Hinge was inspired by the concept of pareidolia, a tendency to recognize faces or characters in inanimate objects. Hinge’s design evolved out of multiple iterations, each featuring found objects from the lab – one version rolled around on a castor wheel, another was based on a measuring tape, another used old stop motion armatures for limbs, and another had a door plate for a face. The best bits of each design were merged into a single design, then layered with details that made it seem like a homemade robot.
Compared to a typical screen production, where detail applied to assets would be relative to the distance from the camera, the 300+ assets created for ALab all needed the same level of high detail. It allowed the team to leave easter eggs, silly jokes about movies, CGI, and sometimes just bad puns. Phase 3 promises even more assets!
No project is complete without some stats so here’s the ALab number crunch:
Number of Assets = 319
Number of threads of cloth = 248,679
Number of hairs on Dr. Goggles McPherretson’s = 3,936,441
Number of USD prims = 12,928
Number of lights = 54
Number of lines of USD = 218,158 lines of human-readable USD (and countless more USD binary)
Number of materials = 1,109
Once the ALab scene was created, it was time to play. Production on the Unhinged short film began in February 2022, to explore Unreal Engine, while leveraging the beautiful assets produced for ALab.

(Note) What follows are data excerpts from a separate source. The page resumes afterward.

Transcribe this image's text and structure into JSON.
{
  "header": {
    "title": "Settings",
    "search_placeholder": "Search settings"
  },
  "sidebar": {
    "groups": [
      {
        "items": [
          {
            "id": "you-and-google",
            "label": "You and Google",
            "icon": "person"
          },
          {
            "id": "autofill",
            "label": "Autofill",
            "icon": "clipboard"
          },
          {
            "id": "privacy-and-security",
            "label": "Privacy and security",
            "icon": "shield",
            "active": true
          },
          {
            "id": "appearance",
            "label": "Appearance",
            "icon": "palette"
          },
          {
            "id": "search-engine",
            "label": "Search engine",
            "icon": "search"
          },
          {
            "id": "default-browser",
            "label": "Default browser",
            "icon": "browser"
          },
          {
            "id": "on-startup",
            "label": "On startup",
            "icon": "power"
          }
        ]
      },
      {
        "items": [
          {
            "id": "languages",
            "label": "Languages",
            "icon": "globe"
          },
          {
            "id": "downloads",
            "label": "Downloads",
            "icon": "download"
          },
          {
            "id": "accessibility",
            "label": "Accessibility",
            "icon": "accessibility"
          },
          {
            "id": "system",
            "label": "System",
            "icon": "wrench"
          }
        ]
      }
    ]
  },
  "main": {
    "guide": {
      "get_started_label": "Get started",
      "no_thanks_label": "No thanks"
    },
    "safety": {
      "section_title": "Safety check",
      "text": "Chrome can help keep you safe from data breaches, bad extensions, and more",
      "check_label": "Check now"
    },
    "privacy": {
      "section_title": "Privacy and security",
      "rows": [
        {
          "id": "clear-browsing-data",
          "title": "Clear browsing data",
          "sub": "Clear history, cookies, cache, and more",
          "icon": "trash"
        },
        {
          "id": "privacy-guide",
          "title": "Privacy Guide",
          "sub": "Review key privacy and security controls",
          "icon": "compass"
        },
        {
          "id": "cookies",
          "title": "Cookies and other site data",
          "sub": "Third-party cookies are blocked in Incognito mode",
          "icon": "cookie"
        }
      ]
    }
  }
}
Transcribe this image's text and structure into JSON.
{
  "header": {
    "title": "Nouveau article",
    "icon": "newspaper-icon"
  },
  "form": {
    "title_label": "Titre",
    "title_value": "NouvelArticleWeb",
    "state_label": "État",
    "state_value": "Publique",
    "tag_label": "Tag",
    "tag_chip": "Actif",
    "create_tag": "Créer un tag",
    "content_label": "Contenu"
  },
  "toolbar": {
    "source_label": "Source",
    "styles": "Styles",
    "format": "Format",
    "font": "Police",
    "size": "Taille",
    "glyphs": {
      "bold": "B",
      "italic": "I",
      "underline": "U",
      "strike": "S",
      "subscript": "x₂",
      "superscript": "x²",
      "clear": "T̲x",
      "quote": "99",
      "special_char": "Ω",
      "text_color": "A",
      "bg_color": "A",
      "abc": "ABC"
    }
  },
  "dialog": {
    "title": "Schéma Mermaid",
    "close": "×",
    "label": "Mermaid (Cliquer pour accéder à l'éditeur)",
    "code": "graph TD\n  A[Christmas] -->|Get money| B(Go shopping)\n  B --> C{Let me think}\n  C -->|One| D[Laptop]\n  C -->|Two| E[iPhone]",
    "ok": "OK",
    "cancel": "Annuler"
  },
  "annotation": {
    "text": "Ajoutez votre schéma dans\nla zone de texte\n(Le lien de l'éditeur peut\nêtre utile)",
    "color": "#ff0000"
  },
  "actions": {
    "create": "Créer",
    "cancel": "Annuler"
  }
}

Directed by David Peers, Unhinged examines the need for both chaos and order to create something wonderful. Goggles and Hinge are two different creatures who push each other buttons but also need one another to make magic. The animation style of the two heroes leant into the handmade feel with a limited range of motion.
For Goggles, the animation team referenced the world of puppets, staging the character the way you would with a puppet, covering up where the puppeteer is operating and limiting nuances of the overall performance. Hinge’s key references were the slightly janky robots of movies from the 80s when everything was done with animatronics and trying to keep an analogue vibe. Hinge only has two facial expressions, which means there’s a lot of ‘body acting’ and a lot of help from sound. Hinge is also super finicky and precise, so there were lots of little detailed actions where various mechanical devices and industrial robots were referenced.
In using Unreal Engine, the team set the bar high by building an entire ‘engine first’ pipeline from scratch and working entirely in AWS Nimble Studio’s cloud environment, always aiming to achieve an Animal Logic polish look out of Unreal. Everyone had to learn these new approaches to filmmaking on the job and the crew were amazing and really rose to the challenge, collaborating to solve various issues and problems together.
Being able to set up shots on a fully lit and surfaced set created a buzz across the project, as did the multi-user workflow. The workflow gives all the interactive and collaborative benefits of a live action set, while still being able to take tricky issues offline for people to noodle and solve. The team used it for initial design, scouting and set dressing, as well as in the ‘finishing’ stage.
The hero portal was created in Sidefx’s Houdini and then imported into Unreal. The VFX team utilised as much as they could out of Unreal, but polished it in Houdini, finessing the sci-fi, smoky feel to hit the design.